Il trionfo della metafisica. Memorie di uno scrittore in prigione
Limonov racconta i mesi trascorsi all’interno della colonia penale n° 13 nelle steppe della regione di Saratov. Al lager Limonov era arrivato all’inizio del maggio 2003 dopo due anni di prigione. Il libro pullula dei personaggi più disparati: i duri passati per le carceri e i campi di rieducazione per giudizi spesso iniqui e affrettati, i criminali incalliti, ma anche gli innocenti ingiustamente condannati. Tutti riforgiati in qualche modo dall’esperienza dolorosa della prigionia, non necessariamente abbrutiti, ma quasi sempre colti dallo sguardo pungente e imperturbabile dello scrittore nella loro insopprimibile ma castrata umanità. Limonov si inserisce nella grande tradizione letteraria russa: quella che, scontrandosi tragicamente con la realtà del carcere e del gulag,ha trasformato la prigionia in una metafora della società e della condizione umana.

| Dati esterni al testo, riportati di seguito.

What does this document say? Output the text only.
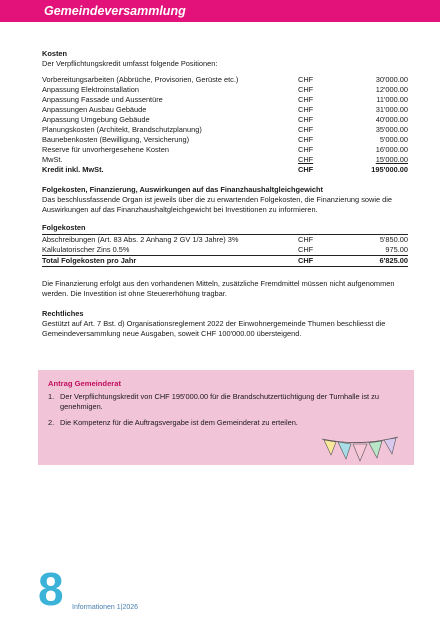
Gemeindeversammlung
Kosten

Der Verpflichtungskredit umfasst folgende Positionen:

Vorbereitungsarbeiten (Abbrüche, Provisorien, Gerüste etc.)	CHF	30'000.00
Anpassung Elektroinstallation	CHF	12'000.00
Anpassung Fassade und Aussentüre	CHF	11'000.00
Anpassungen Ausbau Gebäude	CHF	31'000.00
Anpassung Umgebung Gebäude	CHF	40'000.00
Planungskosten (Architekt, Brandschutzplanung)	CHF	35'000.00
Baunebenkosten (Bewilligung, Versicherung)	CHF	5'000.00
Reserve für unvorhergesehene Kosten	CHF	16'000.00
MwSt.	CHF	15'000.00
Kredit inkl. MwSt.	CHF	195'000.00
Folgekosten, Finanzierung, Auswirkungen auf das Finanzhaushaltgleichgewicht

Das beschlussfassende Organ ist jeweils über die zu erwartenden Folgekosten, die Finanzierung sowie die Auswirkungen auf das Finanzhaushaltgleichgewicht bei Investitionen zu informieren.

Folgekosten
Abschreibungen (Art. 83 Abs. 2 Anhang 2 GV 1/3 Jahre) 3%	CHF	5'850.00
Kalkulatorischer Zins 0.5%	CHF	975.00
Total Folgekosten pro Jahr	CHF	6'825.00

Die Finanzierung erfolgt aus den vorhandenen Mitteln, zusätzliche Fremdmittel müssen nicht aufgenommen werden. Die Investition ist ohne Steuererhöhung tragbar.

Rechtliches

Gestützt auf Art. 7 Bst. d) Organisationsreglement 2022 der Einwohnergemeinde Thumen beschliesst die Gemeindeversammlung neue Ausgaben, soweit CHF 100'000.00 übersteigend.

Antrag Gemeinderat
1. Der Verpflichtungskredit von CHF 195'000.00 für die Brandschutzertüchtigung der Turnhalle ist zu genehmigen.
2. Die Kompetenz für die Auftragsvergabe ist dem Gemeinderat zu erteilen.
8 Informationen 1|2026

Ogni pagina di questo libro è una tensione verso l’ascesi; l’esperienza penitenziaria diventa superamento dei limiti spazio-temporali, esercizio di controllo e padronanza di sé; il recluso è un monaco, la sua libertà è tutta interiore e va conquistata e difesa ogni giorno. La sua scrittura si innalza, scarna ed efficace, al servizio di una testimonianza sfrondata da egocentrismi e autoreferenzialità, una illuminante carrellata di volti, figure, ricordi. Più di ogni instant book, questo libro è un atto d’accusa contro la Russia putiniana, quella che si è scagliata contro Anna Politkovskaja, Michail Chodorkovskij, le Pussy Riot: un insieme di storia e attualità, vicenda personale e destino di un popolo che confluiscono in un’opera al di là di ogni etichetta, essenziale e asciutta come una poesia, un esercizio d’arte estremo.
Zona industriale
Un “romanzo moderno”, così lo definisce l’autore, che attraversa gli episodi più rilevanti della propria vita, avvenuti prevalentemente dopo la sua scarcerazione, nel 2003. E poi tutte le donne conosciute, dalla convivenza con la ventenne Nastja – che lo aveva atteso durante la reclusione – al periodo in cui si offre a relazioni occasionali per arrivare al quinto matrimonio, con la famosa attrice, di trent’anni più giovane, Ekaterina Volkova, che sarà la madre dei suoi due figli, fino alla rabbiosa relazione con la spogliarellista Magdalena. Unitamente alla sua storia personale, Limonov racconta la radicale trasformazione della zona industriale: i nipoti degli operai delle fabbriche che affittano i propri appartamenti alla borghesia postsovietica e si trasferiscono in periferia, le vie del quartiere che si trasformano, riempiendosi di auto di grossa cilindrata, negozi e uffici.